Phone smashed during Zephyrhills confrontation
According to the U.S. Attorney’s Office for the Middle District of Florida, court documents say that on March 11, 2025, federal and local officers tried to question Sanchez-Alvear as she and Ruiz left a Zephyrhills restaurant. Investigators say Ruiz then grabbed Sanchez-Alvear’s phone, destroyed it and later admitted she had done so. Prosecutors also note Ruiz has prior convictions for assaulting law enforcement, and authorities said the destroyed phone was never recovered.
Multiagency probe led to federal charges
The case did not come together overnight or with a single agency. The investigation that led to the federal charges involved the Tampa Police Department, the Pasco Sheriff’s Office, Homeland Security Investigations and the FBI, according to local reporting. Those agencies worked with federal prosecutors to build the conspiracy case that resulted in the guilty pleas and the January sentences, per Patch.

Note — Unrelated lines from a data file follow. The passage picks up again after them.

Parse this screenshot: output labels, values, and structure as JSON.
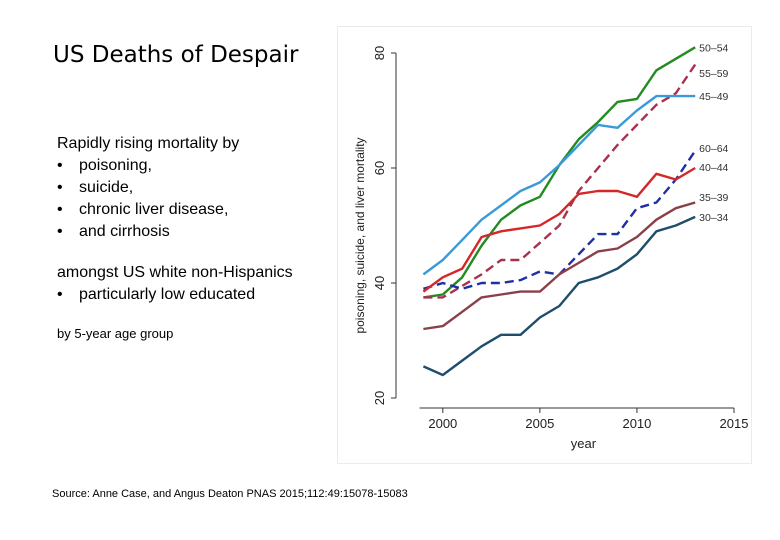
{
  "slide": {
    "title": "US Deaths of Despair",
    "intro": "Rapidly rising mortality by",
    "causes": [
      "poisoning,",
      "suicide,",
      "chronic liver disease,",
      "and cirrhosis"
    ],
    "population": "amongst US white non-Hispanics",
    "population_bullets": [
      "particularly low educated"
    ],
    "grouping_note": "by 5-year age group",
    "source": "Source: Anne Case, and Angus Deaton PNAS 2015;112:49:15078-15083"
  },
  "chart_data": {
    "type": "line",
    "title": "",
    "xlabel": "year",
    "ylabel": "poisoning, suicide, and liver mortality",
    "xlim": [
      1998,
      2015
    ],
    "ylim": [
      20,
      80
    ],
    "xticks": [
      2000,
      2005,
      2010,
      2015
    ],
    "yticks": [
      20,
      40,
      60,
      80
    ],
    "x": [
      1999,
      2000,
      2001,
      2002,
      2003,
      2004,
      2005,
      2006,
      2007,
      2008,
      2009,
      2010,
      2011,
      2012,
      2013
    ],
    "series": [
      {
        "name": "50–54",
        "color": "#228b22",
        "dash": "solid",
        "values": [
          37.5,
          38,
          41,
          46.5,
          51,
          53.5,
          55,
          60.5,
          65,
          68,
          71.5,
          72,
          77,
          79,
          81
        ]
      },
      {
        "name": "55–59",
        "color": "#a8324e",
        "dash": "dashed",
        "values": [
          37.5,
          37.5,
          39.5,
          41.5,
          44,
          44,
          47,
          50,
          56,
          60,
          64,
          67.5,
          71,
          73,
          78
        ]
      },
      {
        "name": "45–49",
        "color": "#3a9ad9",
        "dash": "solid",
        "values": [
          41.5,
          44,
          47.5,
          51,
          53.5,
          56,
          57.5,
          60.5,
          64,
          67.5,
          67,
          70,
          72.5,
          72.5,
          72.5
        ]
      },
      {
        "name": "60–64",
        "color": "#1f2fa5",
        "dash": "dashed",
        "values": [
          39,
          40,
          39,
          40,
          40,
          40.5,
          42,
          41.5,
          45,
          48.5,
          48.5,
          53,
          54,
          58,
          63
        ]
      },
      {
        "name": "40–44",
        "color": "#d62728",
        "dash": "solid",
        "values": [
          38.5,
          41,
          42.5,
          48,
          49,
          49.5,
          50,
          52,
          55.5,
          56,
          56,
          55,
          59,
          58,
          60
        ]
      },
      {
        "name": "35–39",
        "color": "#8b4049",
        "dash": "solid",
        "values": [
          32,
          32.5,
          35,
          37.5,
          38,
          38.5,
          38.5,
          41.5,
          43.5,
          45.5,
          46,
          48,
          51,
          53,
          54
        ]
      },
      {
        "name": "30–34",
        "color": "#1f4e6b",
        "dash": "solid",
        "values": [
          25.5,
          24,
          26.5,
          29,
          31,
          31,
          34,
          36,
          40,
          41,
          42.5,
          45,
          49,
          50,
          51.5
        ]
      }
    ]
  }
}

Context: Why prosecutors pushed for long sentences
Federal prosecutors framed the case as part of a broader effort to disrupt large shipments of synthetic opioids and methamphetamine entering central Florida. State data show fentanyl remained the leading drug in overdose deaths even as overall drug fatalities fell in 2024. Reporting on the Florida Medical Examiners Commission data indicates fentanyl and methamphetamine continue to be central concerns for law enforcement and public-health officials, per WUSF.
With the sentences now in place, prosecutors present the case as an example of coordinated local and federal work to choke off major supply lines into Pasco County. For residents, the convictions serve as a reminder of how authorities say multiagency investigations can dismantle brokers who move large quantities of fentanyl and meth into local communities.